Thursday, April 11, 2013


      It's Thursday,  the day I post a Guest Author.  
      Today I am pleased to present Faith Colburn:

Faith A. Colburn on Reading . . . and Writing          Picture of Faith Colburn



I grew up reading books, as did my father and grandmother and great-grandmother. Grandma Hazel used to tell me about her family, sitting around the kitchen table on a winter night, with a kerosene lantern and bowls of apples and popcorn. I can just hear them, reading a particularly interesting passage aloud.
We readers had divided lives. There were our reading lives, learning how people like ourselves solved the same challenges we faced in our own lives and soaring to places we’d never been, to learn how others lived. Then there were our other lives, outdoors exploring the prairies, working on farms, butchering and canning, plowing and planting and harvesting.
Daytime, except when we were in school or the temperatures were impossible, my sister and I spent outside. I climbed trees and looked into birds’ nests. We played in the creek; we captured tadpoles in a rusty old flour sifter and put them in jars so we could see them grow legs and turn into toads.

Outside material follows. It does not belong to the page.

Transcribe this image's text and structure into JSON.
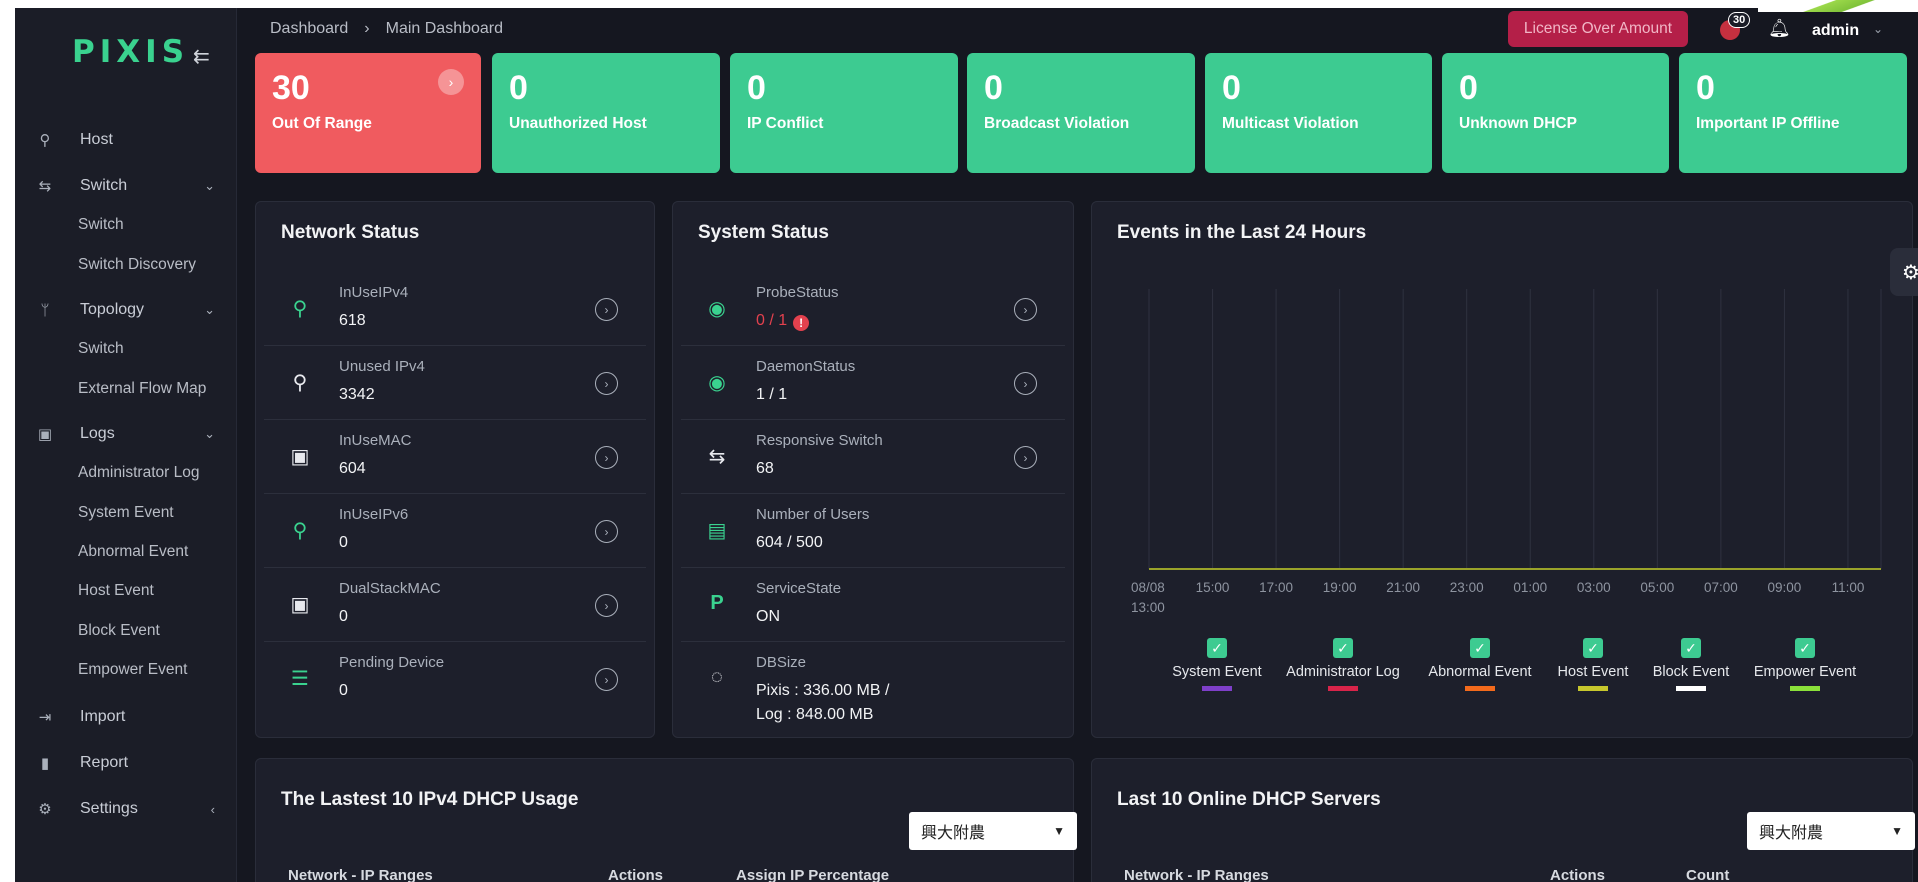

We took baby rabbits out of the mouths of our dogs and tried to raise them in the playhouse. Once we even had a baby raccoon, but he chewed his way out. Another time, we turned over an empty stock tank and found a nest of naked baby mice. When we scooped them up in our hands and took them to the house, Mom insisted we take them back where we got them.
I spent hours and hours with my sister on my back, galloping around the farm, pretending to be her horse. There were times when I didn’t want to be a horse, though, and Jo Ann is still irritated with me for the times I took a book and hid in the limbs of a tree where I could read in the quiet. Or I would slip off and spend afternoons laying in the grass with the clacking of grasshoppers flying over, absorbed in a book.
I have Great-grandma Frank’s books, ordered from “Monkey” Ward. She must have loved James Fennimore Cooper, because his books predominate. But there’s also Bret Harte, Nathaniel Hawthorne, Henry James and Arthur Conan Doyle.
Jo Ann has Grandma Hazel’s books, mostly Zane Grey, except for a copy of Henry Wadsworth Longfellow’s Evangeline, which I latched onto. She has Dad’s books, too, an eclectic collection of everything he could get his hands on. There’s Tobacco Road and The Scent of New-Mown Hay and my “favorite,” The Wandering Jew by Eugene Sue, a Dickensian tome of about two thousand page of infinitesimal type. It may be my most memorable read. When I finally put it down, Dad asked if I’d finished it. “Yes,” I replied with a sigh. “You know,” he said, “I read about a thousand pages and realized I’d completely lost the thread of the story.”
My mother didn’t read, except to learn how to do things and I think she felt left out. Sis has her how-to-knit and how-to-crochet books, though, and we both have beautiful things she made during those hours when we were reading. With her, I remember listening to radio programs like The Shadow Knows and Fibber McGee and Molly. I’m sure she was thrilled when we got TV because she could take part in the family evenings. Trouble was; we all read while we watched.
I read like an empty garbage can. I read every one of Dad’s books that my mom would let me read, or that I could sneak out; and some of my own, A Tree Grows in Brooklyn, Red Badge of Courage. I read just about everything they’d let me read in the tiny public library, including the Nancy Drew series, Voyage to the Bottom of the Sea, I even remember a utopian volume or two. I read Zane Grey and Great-Grandma’s copy of Grimm’s Fairy Tales. They must have been the originals. They certainly weren’t Disney versions.
By the time I reached high school, I’d decided I wanted to write books. I couldn’t imagine doing anything else. Mom was the practical member of the family, though, and she wasn’t sure I could make a living writing novels. So I went to school and began a forty-year journalism career that provided a decent living through some rough times. I’ve waited a long time, raised three kids, survived two failed marriages, and have finally published my first book, entitled Theshold: A Memoir. It’s about that crazy family that pushed frontiers across half a continent and read books and took care of the land and their neighbors.
I call my novel-in-progress Gravy, about all the life I wasn’t supposed to get for reasons I will explain in the pages I’m writing most days.



1 comment:

  1. Sounds like you were quite the Tom Boy growing up... Me too!